Glad to see you doing some searching !! And I'm glad things are starting to come together on your system. I would agree that building from source is your best bet! But from your comments it looks like your attempting to build the src rpm. What you want to build is the original source from the person / group who wrote the program.
Some notes:
Slackware is not an rpm based distribution. it has rpm installed but it is not really functional. Any rpm you install will give some dependency error because rpm maintains a list of installed rpm's and compares them to the dependency list of the rpm you want to install. Since Slackware is not rpm based you don't have any rpms installed and there fore no installed list (rpm database) to check against. This does not mean that you don't have the program/lib that rpm is complaining about. It just means its not in the RPM database. Here are some paths to go down to install this software.
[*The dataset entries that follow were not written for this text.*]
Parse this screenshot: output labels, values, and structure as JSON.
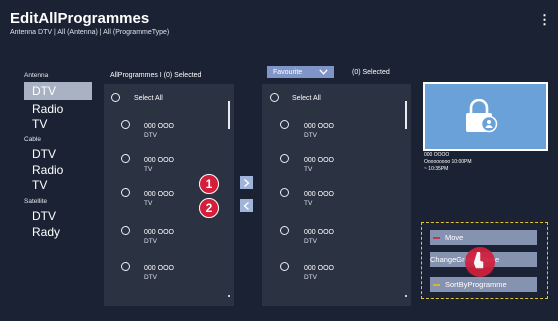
{
  "header": {
    "title": "EditAllProgrammes",
    "subtitle": "Antenna DTV | All (Antenna) | All (ProgrammeType)",
    "menu_icon": "⋮"
  },
  "sidebar": {
    "groups": [
      {
        "heading": "Antenna",
        "items": [
          "DTV",
          "Radio",
          "TV"
        ]
      },
      {
        "heading": "Cable",
        "items": [
          "DTV",
          "Radio",
          "TV"
        ]
      },
      {
        "heading": "Satellite",
        "items": [
          "DTV",
          "Rady"
        ]
      }
    ]
  },
  "left_list": {
    "header": "AllProgrammes I (0) Selected",
    "select_all": "Select All",
    "items": [
      {
        "title": "000 OOO",
        "sub": "DTV"
      },
      {
        "title": "000 OOO",
        "sub": "TV"
      },
      {
        "title": "000 OOO",
        "sub": "TV"
      },
      {
        "title": "000 OOO",
        "sub": "DTV"
      },
      {
        "title": "000 OOO",
        "sub": "DTV"
      }
    ]
  },
  "right_list": {
    "dropdown": "Favourite",
    "header": "(0) Selected",
    "select_all": "Select All",
    "items": [
      {
        "title": "000 OOO",
        "sub": "DTV"
      },
      {
        "title": "000 OOO",
        "sub": "TV"
      },
      {
        "title": "000 OOO",
        "sub": "TV"
      },
      {
        "title": "000 OOO",
        "sub": "DTV"
      },
      {
        "title": "000 OOO",
        "sub": "DTV"
      }
    ]
  },
  "markers": [
    "1",
    "2"
  ],
  "preview": {
    "line1": "000 OOOO",
    "line2": "Ooooooooo 10:00PM",
    "line3": "~ 10:35PM"
  },
  "context_menu": {
    "items": [
      {
        "label": "Move",
        "swatch": "#c0364a"
      },
      {
        "label": "ChangeGroup Name",
        "swatch": ""
      },
      {
        "label": "SortByProgramme",
        "swatch": "#d7b62a"
      }
    ]
  },
  "colors": {
    "background": "#1a2233",
    "panel": "#2b3242",
    "accent_blue": "#9fb4d8",
    "marker_red": "#d31f3c",
    "focus_yellow": "#e3c436"
  }
}
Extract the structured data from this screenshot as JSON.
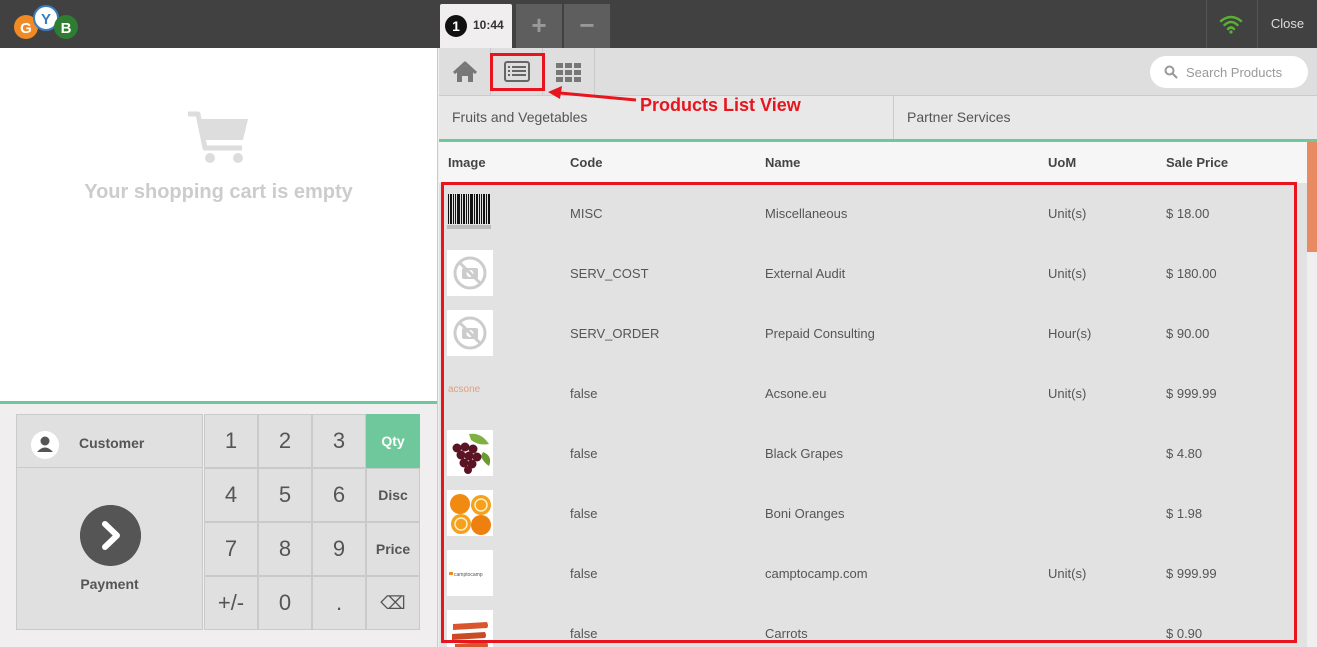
{
  "header": {
    "logo_letters": [
      "G",
      "Y",
      "B"
    ],
    "order_number": "1",
    "order_time": "10:44",
    "add_order_label": "+",
    "remove_order_label": "−",
    "connection_icon": "wifi-icon",
    "close_label": "Close"
  },
  "cart": {
    "empty_message": "Your shopping cart is empty",
    "icon": "cart-icon"
  },
  "actionpad": {
    "customer_label": "Customer",
    "payment_label": "Payment"
  },
  "numpad": {
    "keys": [
      [
        "1",
        "2",
        "3",
        "Qty"
      ],
      [
        "4",
        "5",
        "6",
        "Disc"
      ],
      [
        "7",
        "8",
        "9",
        "Price"
      ],
      [
        "+/-",
        "0",
        ".",
        "⌫"
      ]
    ],
    "active_mode": "Qty"
  },
  "toolbar": {
    "home_icon": "home-icon",
    "list_view_icon": "list-view-icon",
    "grid_view_icon": "grid-view-icon",
    "search_placeholder": "Search Products"
  },
  "categories": [
    "Fruits and Vegetables",
    "Partner Services"
  ],
  "products": {
    "columns": [
      "Image",
      "Code",
      "Name",
      "UoM",
      "Sale Price"
    ],
    "rows": [
      {
        "image": "barcode",
        "code": "MISC",
        "name": "Miscellaneous",
        "uom": "Unit(s)",
        "price": "$ 18.00"
      },
      {
        "image": "no-image",
        "code": "SERV_COST",
        "name": "External Audit",
        "uom": "Unit(s)",
        "price": "$ 180.00"
      },
      {
        "image": "no-image",
        "code": "SERV_ORDER",
        "name": "Prepaid Consulting",
        "uom": "Hour(s)",
        "price": "$ 90.00"
      },
      {
        "image": "acsone-logo",
        "image_text": "acsone",
        "code": "false",
        "name": "Acsone.eu",
        "uom": "Unit(s)",
        "price": "$ 999.99"
      },
      {
        "image": "grapes",
        "code": "false",
        "name": "Black Grapes",
        "uom": "",
        "price": "$ 4.80"
      },
      {
        "image": "oranges",
        "code": "false",
        "name": "Boni Oranges",
        "uom": "",
        "price": "$ 1.98"
      },
      {
        "image": "camptocamp-logo",
        "image_text": "camptocamp",
        "code": "false",
        "name": "camptocamp.com",
        "uom": "Unit(s)",
        "price": "$ 999.99"
      },
      {
        "image": "carrots",
        "code": "false",
        "name": "Carrots",
        "uom": "",
        "price": "$ 0.90"
      }
    ]
  },
  "annotation": {
    "label": "Products List View",
    "color": "#e8141e"
  },
  "colors": {
    "accent": "#6ec89b",
    "header": "#414141",
    "scroll_thumb": "#e88b62"
  }
}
rpm2tgz : This tool creates a tgz (standard slackware package) with which you can use the installpkg program to install and see if it works. Since there is no dependency checking in Slackware this may work or it may not?
man installpkg
linuxpackages.org: see if what you want to install has alreay been converted into a package.
here are a bunch of Slackware package management tools.
http://freshmeat.net/projects/pkgsummon/
http://freshmeat.net/project
http://freshmeat.net/projects/slackpkg/s/slaptget/
I have never used any of the above tools! I almost always build from source or use linuxpackages.org.
I use GNUStow to manage my packages.
http://www.gnu.org/directory/GNU/stow.html
Hope this helps don't get too discouraged its worth it.